We will nonetheless preserve WebGL content material that’s not scroll-bound, comparable to interactive fullscreen backgrounds and extra; they are going to render simply high-quality on the fastened canvas behind the scrollable content material.

Lens Refraction

The scroll rig is 100% suitable with the React Three Fiber ecosystem.
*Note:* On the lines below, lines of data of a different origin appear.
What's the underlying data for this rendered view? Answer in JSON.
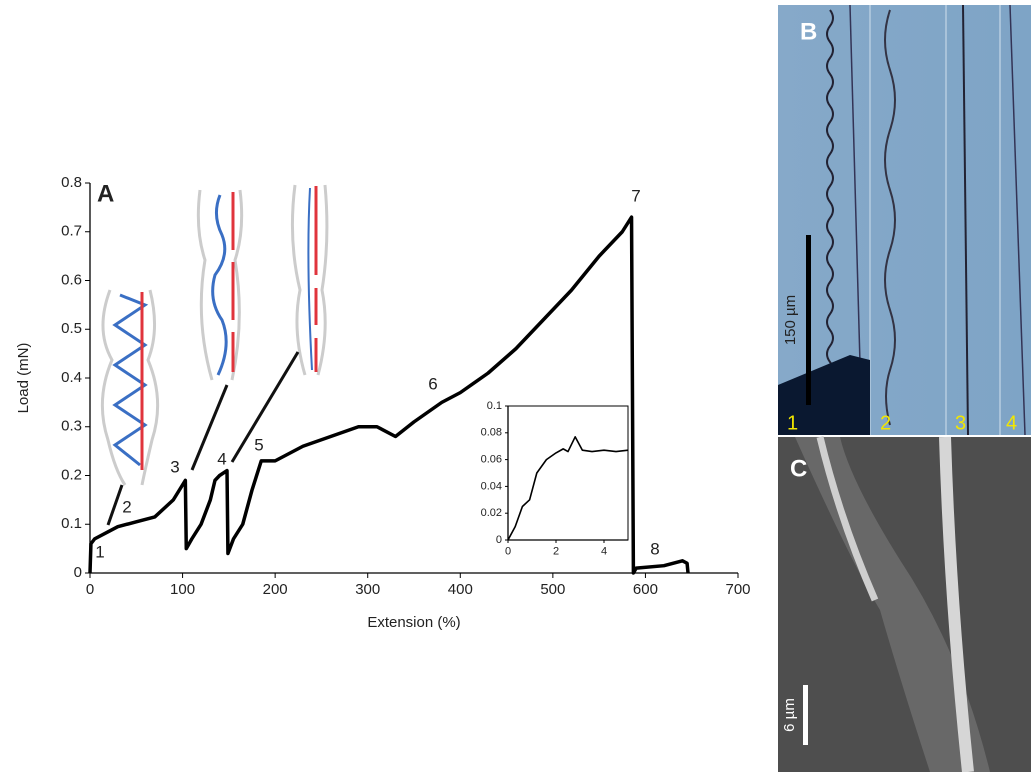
{
  "chart_data": [
    {
      "type": "line",
      "panel_label": "A",
      "xlabel": "Extension (%)",
      "ylabel": "Load (mN)",
      "color": "#000000",
      "x": [
        0,
        1,
        5,
        20,
        30,
        50,
        70,
        90,
        103,
        104,
        110,
        120,
        130,
        135,
        140,
        148,
        149,
        155,
        165,
        175,
        185,
        200,
        230,
        260,
        290,
        310,
        330,
        350,
        380,
        400,
        430,
        460,
        490,
        520,
        550,
        575,
        585,
        587,
        590,
        620,
        640,
        645,
        646
      ],
      "values": [
        0.0,
        0.06,
        0.07,
        0.085,
        0.095,
        0.105,
        0.115,
        0.15,
        0.19,
        0.05,
        0.07,
        0.1,
        0.15,
        0.19,
        0.2,
        0.21,
        0.04,
        0.07,
        0.1,
        0.17,
        0.23,
        0.23,
        0.26,
        0.28,
        0.3,
        0.3,
        0.28,
        0.31,
        0.35,
        0.37,
        0.41,
        0.46,
        0.52,
        0.58,
        0.65,
        0.7,
        0.73,
        0.0,
        0.01,
        0.015,
        0.025,
        0.02,
        0.0
      ],
      "xlim": [
        0,
        700
      ],
      "ylim": [
        0,
        0.8
      ],
      "xticks": [
        0,
        100,
        200,
        300,
        400,
        500,
        600,
        700
      ],
      "yticks": [
        0,
        0.1,
        0.2,
        0.3,
        0.4,
        0.5,
        0.6,
        0.7,
        0.8
      ],
      "annotations": [
        "1",
        "2",
        "3",
        "4",
        "5",
        "6",
        "7",
        "8"
      ]
    },
    {
      "type": "line",
      "color": "#000000",
      "x": [
        0,
        0.3,
        0.6,
        0.9,
        1.2,
        1.6,
        2.0,
        2.3,
        2.5,
        2.8,
        3.1,
        3.5,
        4,
        4.5,
        5
      ],
      "values": [
        0,
        0.01,
        0.025,
        0.03,
        0.05,
        0.06,
        0.065,
        0.068,
        0.066,
        0.077,
        0.067,
        0.066,
        0.067,
        0.066,
        0.067
      ],
      "xlim": [
        0,
        5
      ],
      "ylim": [
        0,
        0.1
      ],
      "xticks": [
        0,
        2,
        4
      ],
      "yticks": [
        0,
        0.02,
        0.04,
        0.06,
        0.08,
        0.1
      ]
    }
  ],
  "panels": {
    "B": {
      "label": "B",
      "scale_bar": "150 µm",
      "frames": [
        "1",
        "2",
        "3",
        "4"
      ]
    },
    "C": {
      "label": "C",
      "scale_bar": "6 µm"
    }
  }
}
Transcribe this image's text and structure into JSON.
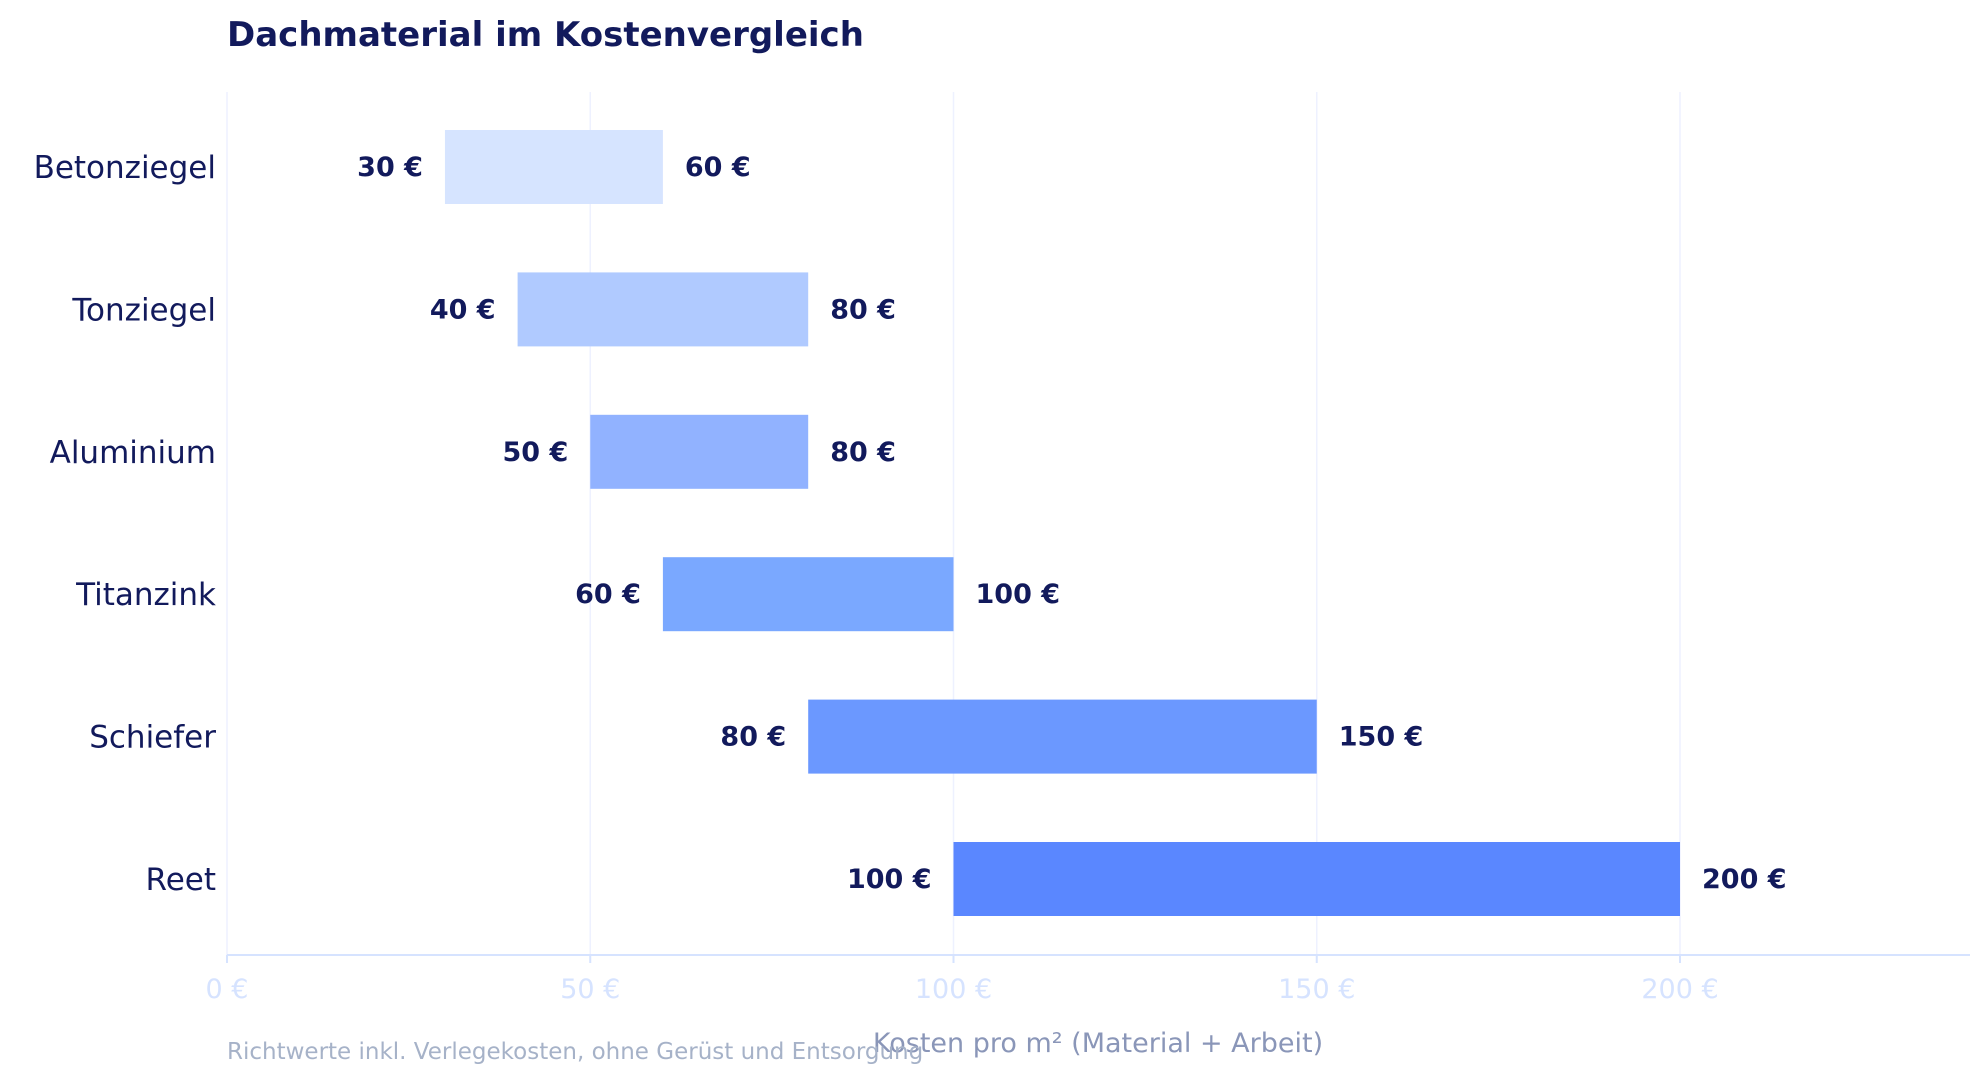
{
  "chart_data": {
    "type": "bar",
    "subtype": "floating-range-horizontal",
    "title": "Dachmaterial im Kostenvergleich",
    "xlabel": "Kosten pro m² (Material + Arbeit)",
    "ylabel": "",
    "xlim": [
      0,
      240
    ],
    "xticks": [
      0,
      50,
      100,
      150,
      200
    ],
    "xtick_labels": [
      "0 €",
      "50 €",
      "100 €",
      "150 €",
      "200 €"
    ],
    "grid": "vertical",
    "categories": [
      "Betonziegel",
      "Tonziegel",
      "Aluminium",
      "Titanzink",
      "Schiefer",
      "Reet"
    ],
    "low": [
      30,
      40,
      50,
      60,
      80,
      100
    ],
    "high": [
      60,
      80,
      80,
      100,
      150,
      200
    ],
    "low_labels": [
      "30 €",
      "40 €",
      "50 €",
      "60 €",
      "80 €",
      "100 €"
    ],
    "high_labels": [
      "60 €",
      "80 €",
      "80 €",
      "100 €",
      "150 €",
      "200 €"
    ],
    "colors": [
      "#d6e4ff",
      "#b0caff",
      "#91b2ff",
      "#7aa8ff",
      "#6b98ff",
      "#5a87ff"
    ],
    "note": "Richtwerte inkl. Verlegekosten, ohne Gerüst und Entsorgung"
  }
}
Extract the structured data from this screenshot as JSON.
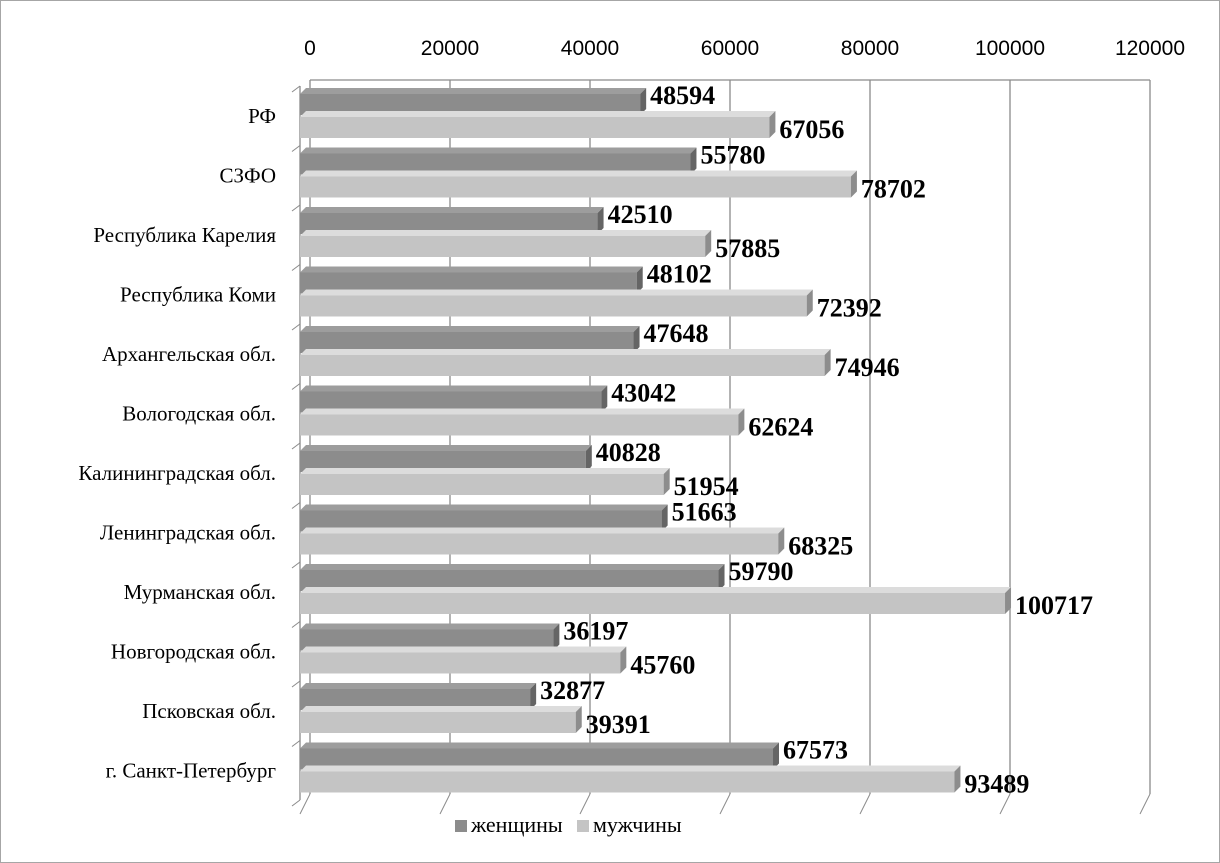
{
  "chart_data": {
    "type": "bar",
    "orientation": "horizontal",
    "style": "3d",
    "categories": [
      "РФ",
      "СЗФО",
      "Республика Карелия",
      "Республика Коми",
      "Архангельская обл.",
      "Вологодская обл.",
      "Калининградская обл.",
      "Ленинградская обл.",
      "Мурманская обл.",
      "Новгородская обл.",
      "Псковская обл.",
      "г. Санкт-Петербург"
    ],
    "series": [
      {
        "name": "женщины",
        "color": "#8c8c8c",
        "values": [
          48594,
          55780,
          42510,
          48102,
          47648,
          43042,
          40828,
          51663,
          59790,
          36197,
          32877,
          67573
        ]
      },
      {
        "name": "мужчины",
        "color": "#c4c4c4",
        "values": [
          67056,
          78702,
          57885,
          72392,
          74946,
          62624,
          51954,
          68325,
          100717,
          45760,
          39391,
          93489
        ]
      }
    ],
    "xlim": [
      0,
      120000
    ],
    "xticks": [
      "0",
      "20000",
      "40000",
      "60000",
      "80000",
      "100000",
      "120000"
    ],
    "axis_position": "top",
    "grid": true,
    "legend_position": "bottom",
    "data_labels": true
  }
}
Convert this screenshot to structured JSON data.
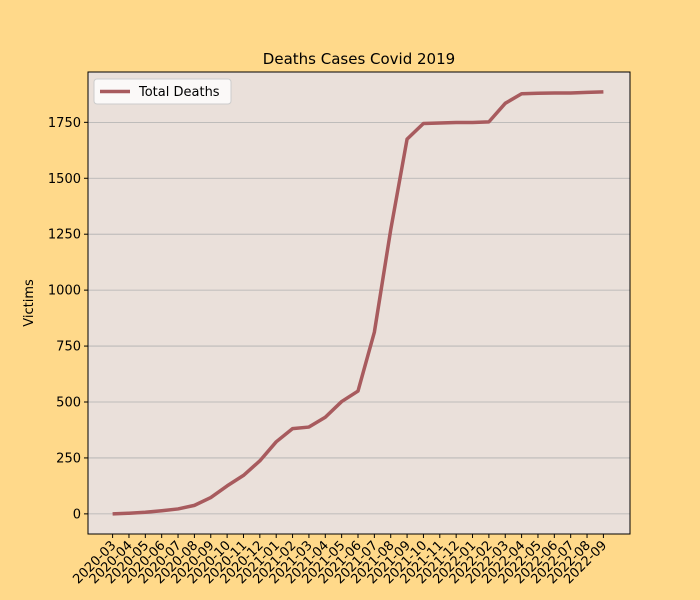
{
  "chart_data": {
    "type": "line",
    "title": "Deaths Cases Covid 2019",
    "xlabel": "",
    "ylabel": "Victims",
    "ylim": [
      -90,
      1975
    ],
    "yticks": [
      0,
      250,
      500,
      750,
      1000,
      1250,
      1500,
      1750
    ],
    "grid": "y",
    "legend_position": "top-left",
    "categories": [
      "2020-03",
      "2020-04",
      "2020-05",
      "2020-06",
      "2020-07",
      "2020-08",
      "2020-09",
      "2020-10",
      "2020-11",
      "2020-12",
      "2021-01",
      "2021-02",
      "2021-03",
      "2021-04",
      "2021-05",
      "2021-06",
      "2021-07",
      "2021-08",
      "2021-09",
      "2021-10",
      "2021-11",
      "2021-12",
      "2022-01",
      "2022-02",
      "2022-03",
      "2022-04",
      "2022-05",
      "2022-06",
      "2022-07",
      "2022-08",
      "2022-09"
    ],
    "series": [
      {
        "name": "Total Deaths",
        "color": "#a85b5e",
        "values": [
          0,
          3,
          7,
          14,
          22,
          38,
          73,
          125,
          172,
          237,
          322,
          381,
          388,
          432,
          502,
          549,
          812,
          1270,
          1675,
          1745,
          1747,
          1749,
          1749,
          1752,
          1835,
          1878,
          1880,
          1881,
          1881,
          1884,
          1886
        ]
      }
    ]
  },
  "colors": {
    "figure_background": "#ffd98a",
    "plot_background": "#eae0da",
    "grid": "#b0b0b0"
  }
}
Let’s strive including this Lens refraction part created by Paul Henschel.

You may management the place to render the <UseCanvas> kids for those who cross a render operate as the one youngster to the <GlobalCanvas>. This enables us to wrap all the kids within the <Lens> part:

<GlobalCanvas>
  {(globalChildren) => (
    <Lens>
      <WebGLBackground />
      {globalChildren}
    </Lens>
  )}
</GlobalCanvas>

The lens impact requires a background in WebGL to mix the content material with, so we cross in a persistent <WebGLBackground /> part that renders behind all of the canvas kids.

Massive because of the Poimandres collective for his or her contributions to the R3F ecosystem!

Wrapping up

We have now discovered this method very helpful when accessibility and website positioning is a high precedence. By defining the format utilizing CSS, some builders can deal with constructing a strong responsive format, and different can deal with the WebGL enhancements in parallel.

Extra documentation and customary pitfalls of the scroll rig may be discovered at https://github.com/14islands/r3f-scroll-rig

We’re excited to see what you construct with it!